Momentum is growing behind the man who revived Disney’s animation reputation with Aladdinand The Lion King and produced the Shrek films for DreamWorks.
A 3-D film of U2 in concert made a splash at this year’s Cannes Film Festival, and the companies behind the format forecast that more than 4,000 screens around the world will be capable of showing films, sporting events and rock concerts within two years.
Spielberg and Peter Jackson, the director of The Lord of the Rings films, are working on a Tintin trilogy in 3-D for DreamWorks. Robert Zemeckis’s Beowulf will be released in 3-D this winter.
James Cameron is filming Avatar in 3-D, his first feature film since Titanic ten years ago.
George Lucas hopes to rerelease his six Star Wars films in 3-D.
Michael Lewis, co-founder and chief executive of RealD, a company offering the technology, said that audiences who remembered the old 3-D films would notice the difference.

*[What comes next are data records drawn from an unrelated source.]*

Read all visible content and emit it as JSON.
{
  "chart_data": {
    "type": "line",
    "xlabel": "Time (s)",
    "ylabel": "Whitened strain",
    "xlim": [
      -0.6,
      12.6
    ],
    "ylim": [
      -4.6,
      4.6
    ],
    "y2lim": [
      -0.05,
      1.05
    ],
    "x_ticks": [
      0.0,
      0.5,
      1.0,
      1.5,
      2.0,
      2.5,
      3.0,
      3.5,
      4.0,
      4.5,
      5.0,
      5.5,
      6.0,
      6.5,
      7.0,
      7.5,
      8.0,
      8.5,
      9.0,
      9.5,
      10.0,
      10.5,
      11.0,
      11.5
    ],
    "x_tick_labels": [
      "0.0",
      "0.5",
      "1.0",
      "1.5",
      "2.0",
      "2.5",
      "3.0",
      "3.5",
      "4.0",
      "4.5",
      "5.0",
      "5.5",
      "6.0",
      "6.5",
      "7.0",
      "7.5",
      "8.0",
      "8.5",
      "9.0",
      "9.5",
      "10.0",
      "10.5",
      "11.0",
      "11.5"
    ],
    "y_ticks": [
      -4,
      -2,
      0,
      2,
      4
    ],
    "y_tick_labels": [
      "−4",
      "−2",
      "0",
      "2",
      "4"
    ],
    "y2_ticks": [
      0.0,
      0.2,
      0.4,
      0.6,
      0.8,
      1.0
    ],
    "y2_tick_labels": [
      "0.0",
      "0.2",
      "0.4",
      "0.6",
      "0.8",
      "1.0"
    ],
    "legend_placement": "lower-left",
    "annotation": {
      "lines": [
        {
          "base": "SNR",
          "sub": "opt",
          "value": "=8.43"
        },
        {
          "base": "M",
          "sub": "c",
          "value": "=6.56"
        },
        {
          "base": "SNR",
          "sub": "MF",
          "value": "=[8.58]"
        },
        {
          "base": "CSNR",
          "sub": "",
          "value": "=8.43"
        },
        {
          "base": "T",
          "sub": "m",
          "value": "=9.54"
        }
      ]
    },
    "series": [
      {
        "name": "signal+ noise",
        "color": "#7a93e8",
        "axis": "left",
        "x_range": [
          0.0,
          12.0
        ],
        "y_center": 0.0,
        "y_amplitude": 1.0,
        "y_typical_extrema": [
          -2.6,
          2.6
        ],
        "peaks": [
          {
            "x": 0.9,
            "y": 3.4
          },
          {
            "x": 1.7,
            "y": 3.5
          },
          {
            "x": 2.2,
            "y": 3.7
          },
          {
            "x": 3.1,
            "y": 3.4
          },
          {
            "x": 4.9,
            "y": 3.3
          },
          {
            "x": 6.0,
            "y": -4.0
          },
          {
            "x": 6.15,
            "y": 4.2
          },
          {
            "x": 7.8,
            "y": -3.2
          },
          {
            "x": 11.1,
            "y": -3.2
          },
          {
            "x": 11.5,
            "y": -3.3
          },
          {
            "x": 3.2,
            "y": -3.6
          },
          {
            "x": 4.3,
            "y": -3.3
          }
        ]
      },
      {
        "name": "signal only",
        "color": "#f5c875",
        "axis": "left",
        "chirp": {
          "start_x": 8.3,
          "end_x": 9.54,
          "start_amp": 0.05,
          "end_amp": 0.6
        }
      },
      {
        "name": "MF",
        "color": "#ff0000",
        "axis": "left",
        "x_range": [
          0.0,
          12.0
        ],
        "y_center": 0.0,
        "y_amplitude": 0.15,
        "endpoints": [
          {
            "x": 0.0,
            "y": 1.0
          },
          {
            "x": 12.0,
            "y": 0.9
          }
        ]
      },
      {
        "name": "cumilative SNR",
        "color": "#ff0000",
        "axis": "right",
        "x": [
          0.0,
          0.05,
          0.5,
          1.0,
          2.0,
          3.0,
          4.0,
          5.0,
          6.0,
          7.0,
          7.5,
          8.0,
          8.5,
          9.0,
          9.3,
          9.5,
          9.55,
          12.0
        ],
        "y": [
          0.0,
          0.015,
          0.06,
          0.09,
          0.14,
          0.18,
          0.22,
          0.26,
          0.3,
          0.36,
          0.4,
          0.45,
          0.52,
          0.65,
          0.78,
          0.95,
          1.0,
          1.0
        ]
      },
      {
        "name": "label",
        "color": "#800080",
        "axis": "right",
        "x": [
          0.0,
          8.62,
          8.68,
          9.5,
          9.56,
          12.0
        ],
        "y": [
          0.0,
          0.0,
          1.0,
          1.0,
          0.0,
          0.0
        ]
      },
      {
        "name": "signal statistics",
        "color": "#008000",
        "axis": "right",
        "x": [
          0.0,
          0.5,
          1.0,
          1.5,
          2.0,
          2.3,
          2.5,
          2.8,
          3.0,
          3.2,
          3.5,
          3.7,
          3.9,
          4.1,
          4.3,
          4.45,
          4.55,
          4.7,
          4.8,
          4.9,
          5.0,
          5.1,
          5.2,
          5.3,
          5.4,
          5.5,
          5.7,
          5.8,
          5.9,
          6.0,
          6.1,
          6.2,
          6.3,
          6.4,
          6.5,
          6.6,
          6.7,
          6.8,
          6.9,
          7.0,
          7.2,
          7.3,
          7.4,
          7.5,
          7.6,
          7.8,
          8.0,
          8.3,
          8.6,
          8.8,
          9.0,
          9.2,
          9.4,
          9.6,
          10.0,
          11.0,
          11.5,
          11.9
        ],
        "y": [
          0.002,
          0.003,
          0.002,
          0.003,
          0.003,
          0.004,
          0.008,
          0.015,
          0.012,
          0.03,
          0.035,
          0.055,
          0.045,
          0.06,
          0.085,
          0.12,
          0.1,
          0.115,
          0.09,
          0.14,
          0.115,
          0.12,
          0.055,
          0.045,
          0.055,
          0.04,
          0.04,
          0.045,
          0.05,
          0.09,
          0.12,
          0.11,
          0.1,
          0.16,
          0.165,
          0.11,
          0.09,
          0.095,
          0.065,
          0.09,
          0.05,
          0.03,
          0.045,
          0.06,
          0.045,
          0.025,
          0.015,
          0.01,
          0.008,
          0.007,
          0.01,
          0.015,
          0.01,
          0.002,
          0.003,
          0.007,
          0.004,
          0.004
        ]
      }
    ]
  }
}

“It’s going to work this time because technology has solved the issues that have plagued 3-D for 50 years. “We are taking the same science that Nasa has been using for years to drive the Mars Rover, that the military use for aerial reconnaissance and that the petroleum industry use to drill for oil and combining it with a digital screen projector so that you really feel like you are part of the movie.”
Nick James, of Sight and Sound magazine, said: “[3-D] has always had a gimmicky feel about it and it will require a rethinking of the language of cinema to make the best use of it.”